1. Introduction

Antibiotics are used in the treatment of infectious diseases, which still represent an important source of mortality in the world. However, the broad and incorrect uses of antimicrobial agents led to the development of microbial resistance [1]. It is therefore necessary to find new effective solutions to combat these multidrug-resistant (MDR) microorganisms. Plant extracts and isolated compounds could constitute an alternative solution to this problem because some of them are used in traditional medicine to treat several ailments, including microbial infections. The genus Dracaena (Dracaenaceae) contains approximately 100 species of shrubs and trees spread in tropical and subtropical regions of the world [2,3]. Dracaena steudneri Engl. is distributed in the DR Congo, Ethiopia, and East to southern African countries. It is an evergreen tree of about 5 m in height with pale white-yellow-green flowers and green fruits [4,5]. The extract from this plant is used in traditional medicine in Tanzania to cure splenomegaly, hernias, asthma, and chest problems [6], and in Rwanda to treat liver diseases [7]. In Kenya, the extract from the stem is used to manage hepatic liver ailments, is a cure for measles, and reduces pain during childbirth [8,9]. The previous phytochemical study of its leaves led to the discovery of six new flavonoids together with thirteen known congeners [9]. As part of our research program based on the exploration of bioactive secondary metabolites from Dracaenaceae [10,11,12,13], we describe in the present paper the isolation and structure elucidation of thirteen compounds (Figure 1) including a new chalcone derivative from the EtOH extract of D. steudneri. Furthermore, the EtOH extract, the ethyl acetate, n-butanol soluble fractions, and some isolated metabolites were screened for their antibacterial activity against a panel of MDR bacteria.

2. Results and Discussion

The phytochemical investigation of D. steudneri led to the discovery of a new chalcone derivative: 2′,4′-dihydroxy-2,3′-dimethoxychalcone (1), together with twelve known compounds.
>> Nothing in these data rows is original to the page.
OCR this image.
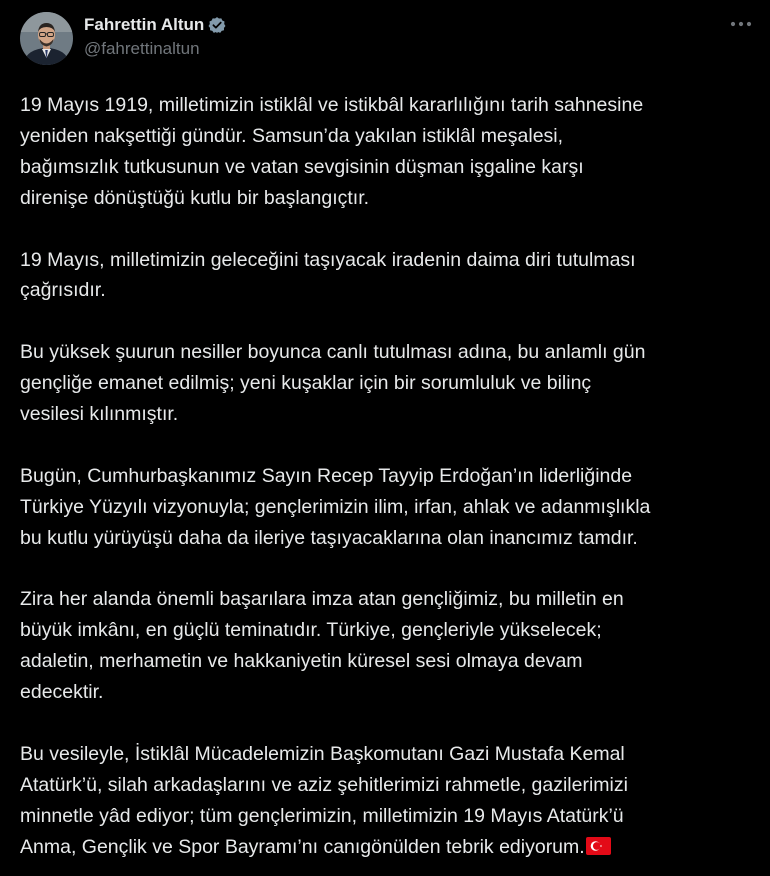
Fahrettin Altun
@fahrettinaltun

19 Mayıs 1919, milletimizin istiklâl ve istikbâl kararlılığını tarih sahnesine
yeniden nakşettiği gündür. Samsun’da yakılan istiklâl meşalesi,
bağımsızlık tutkusunun ve vatan sevgisinin düşman işgaline karşı
direnişe dönüştüğü kutlu bir başlangıçtır.

19 Mayıs, milletimizin geleceğini taşıyacak iradenin daima diri tutulması
çağrısıdır.

Bu yüksek şuurun nesiller boyunca canlı tutulması adına, bu anlamlı gün
gençliğe emanet edilmiş; yeni kuşaklar için bir sorumluluk ve bilinç
vesilesi kılınmıştır.

Bugün, Cumhurbaşkanımız Sayın Recep Tayyip Erdoğan’ın liderliğinde
Türkiye Yüzyılı vizyonuyla; gençlerimizin ilim, irfan, ahlak ve adanmışlıkla
bu kutlu yürüyüşü daha da ileriye taşıyacaklarına olan inancımız tamdır.

Zira her alanda önemli başarılara imza atan gençliğimiz, bu milletin en
büyük imkânı, en güçlü teminatıdır. Türkiye, gençleriyle yükselecek;
adaletin, merhametin ve hakkaniyetin küresel sesi olmaya devam
edecektir.

Bu vesileyle, İstiklâl Mücadelemizin Başkomutanı Gazi Mustafa Kemal
Atatürk’ü, silah arkadaşlarını ve aziz şehitlerimizi rahmetle, gazilerimizi
minnetle yâd ediyor; tüm gençlerimizin, milletimizin 19 Mayıs Atatürk’ü
Anma, Gençlik ve Spor Bayramı’nı canıgönülden tebrik ediyorum.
The known compounds were identified as: 8-C-methylquercetagetin-3,6,3′-trimethyl ether (2) [14], methylgalangine (3) [15], quercetin (4) [16], kaempferol (5) [17], 6,8-dimethylchrysin (6) [18], ombuine-3-O-rutinoside (4′,7-dimethylquercetin-3-O-α-L-rhamnopyranosyl-(1 → 6)-β-D -glucopyranoside) (7) [19], alliospiroside A (8) [20], β-sitosterol 3-O-glucopyranoside (9) [21], ishigoside (1,2-(dipalmitoyl)-3-O-α-D-(6-desoxy-6-amino-glucopyranosyl)glycerol) (10) [22], betulinic acid (11) [23], oleanolic acid (12) [24], and lupeol (13) [24] (Figure 1).

The HRESIMS of compound 1 obtained as a yellow powder, presented a sodium adduct at m/z 323.0887 [M+Na]⁺ (calcd. for C₁₇H₁₆O₅Na⁺: 323.0895). Its ¹H-NMR spectrum revealed two aromatic proton resonances at δ_H 7.55 (d, 1H, J = 8.8 Hz, H-6′) and 6.48 (d, 1H, J = 8.9 Hz, H-5′). Resonances of four aromatic protons were also depicted at δ_H 7.55 (brd, 1H, J = 8.8 Hz, H-6); 7.32 (ddd, 1H, J = 8.7, 7.4, 1.7 Hz, H-4); 6.93 (td, 1H, J = 7.5, 1.0 Hz, H-5); and 6.88 (dd, 1H, J = 8.4, 1.0 Hz, H-3) suggesting the presence of one ortho disubstituted aromatic ring [9]. It also exhibited signals of two trans-oriented olefinic protons at δ_H 8.12 (d, 1H, J = 15.6 Hz, H-β) and 7.62 (d, 1H, J = 15.6 Hz, H-α) characteristic of chalcones [25,26]. The proton resonances observed at δ_H 3.95 (s, 3H, 3′-OMe) and δ_H 3.86 (s, 3H, 2-OMe) evidenced the existence of two methoxyl groups (Table 1 and Figure S1,Figure S2,Figure S3,Figure S4,Figure S5,Figure S6).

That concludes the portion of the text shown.